Poco a poco aparecieron de nuevo huellas de devastación. A veces, en pleno campo, surgía un mosaico como único resto de una quinta desaparecida, y los olivos, sin hojas, parecían desde lejos enormes matorrales de espinos. Atravesaron por una aldea cuyas casas estaban quemadas hasta ras del suelo. A lo largo de las paredes se veían esqueletos humanos. También había dromedarios y mulos. Carroñas a medio devorar obstruían las calles.
Caía la noche. El cielo estaba bajo y cubierto de nubes.
Subieron aún durante dos horas en dirección al occidente y, de pronto, apareció ante ellos una gran cantidad de llamitas.

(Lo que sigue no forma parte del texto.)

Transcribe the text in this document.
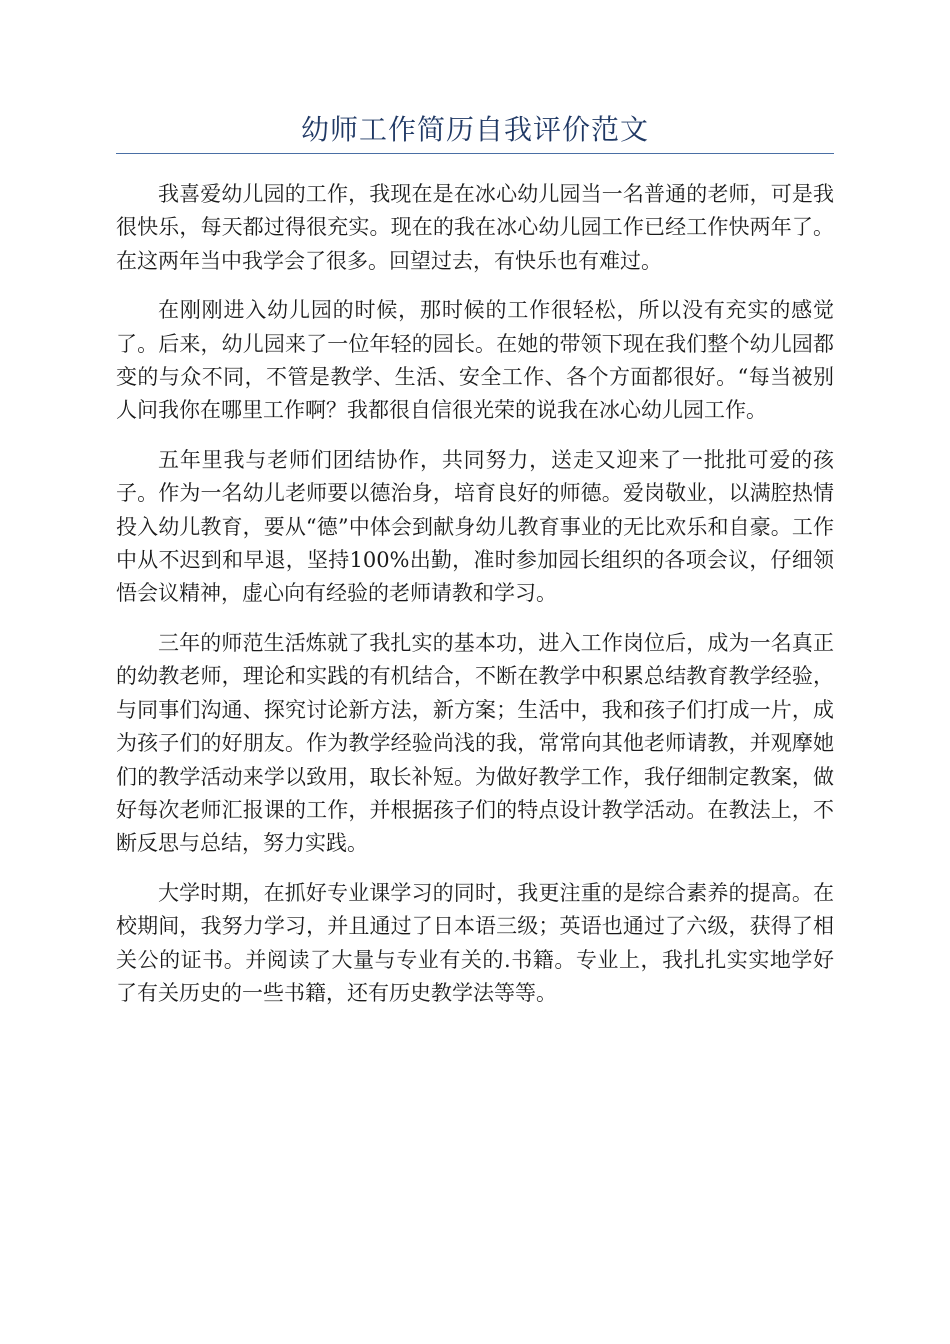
幼师工作简历自我评价范文

我喜爱幼儿园的工作，我现在是在冰心幼儿园当一名普通的老师，可是我很快乐，每天都过得很充实。现在的我在冰心幼儿园工作已经工作快两年了。在这两年当中我学会了很多。回望过去，有快乐也有难过。

在刚刚进入幼儿园的时候，那时候的工作很轻松，所以没有充实的感觉了。后来，幼儿园来了一位年轻的园长。在她的带领下现在我们整个幼儿园都变的与众不同，不管是教学、生活、安全工作、各个方面都很好。“每当被别人问我你在哪里工作啊？我都很自信很光荣的说我在冰心幼儿园工作。

五年里我与老师们团结协作，共同努力，送走又迎来了一批批可爱的孩子。作为一名幼儿老师要以德治身，培育良好的师德。爱岗敬业，以满腔热情投入幼儿教育，要从“德”中体会到献身幼儿教育事业的无比欢乐和自豪。工作中从不迟到和早退，坚持100%出勤，准时参加园长组织的各项会议，仔细领悟会议精神，虚心向有经验的老师请教和学习。

三年的师范生活炼就了我扎实的基本功，进入工作岗位后，成为一名真正的幼教老师，理论和实践的有机结合，不断在教学中积累总结教育教学经验，与同事们沟通、探究讨论新方法，新方案；生活中，我和孩子们打成一片，成为孩子们的好朋友。作为教学经验尚浅的我，常常向其他老师请教，并观摩她们的教学活动来学以致用，取长补短。为做好教学工作，我仔细制定教案，做好每次老师汇报课的工作，并根据孩子们的特点设计教学活动。在教法上，不断反思与总结，努力实践。

大学时期，在抓好专业课学习的同时，我更注重的是综合素养的提高。在校期间，我努力学习，并且通过了日本语三级；英语也通过了六级，获得了相关公的证书。并阅读了大量与专业有关的.书籍。专业上，我扎扎实实地学好了有关历史的一些书籍，还有历史教学法等等。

Brillaban en el fondo de un anfiteatro. Aquí y allí espejeaban placas doradas que se movían de un lado para otro. Eran las corazas de los clinabaros, el campamento púnico; luego distinguieron en los contornos otros resplandores más numerosos, pues los ejércitos de los mercenarios, ahora reunidos, se extendían sobre un gran espacio de terreno.
Salambó hizo un movimiento para adelantarse. Pero el hombre de Schahabarim la llevó más lejos, y bordearon la meseta que cerraba el campamento de los bárbaros. Allí se abría una brecha y el esclavo desapareció.
En lo alto del reducto se paseaba un centinela con un arco al brazo y una pica al hombro.
Salambó avanzaba resueltamente; el bárbaro se arrodilló y una larga flecha atravesó los vuelos de su manto. Luego, como ella permanecía inmóvil, gritando, el soldado le preguntó qué quería.
—Hablar con Matho —respondió—. Yo soy un tránsfuga de Cartago.
El centinela dio un silbido que se repitió de tarde en tarde.
Salambó esperó; su caballo, asustado, se encabritaba relinchando.
Cuando llegó Matho, la luna asomaba detrás de ella. Pero tenía sobre el rostro un velo amarillo de flores negras y tantos ropajes en torno a su cuerpo que era imposible ver nada. Desde lo alto de la meseta, Matho contemplaba aquella forma vaga que surgía como un fantasma en la penumbra de la noche.
Por fin ella le dijo:
—¡Llévame a tu tienda! ¡Yo lo quiero!
Un recuerdo que no podía precisar pasó por su memoria. Sentía latir su corazón. Aquel tono de mando lo intimidaba.
—¡Sígueme! —dijo.
Se bajó la barrera; inmediatamente Salambó entró en el campamento de los bárbaros.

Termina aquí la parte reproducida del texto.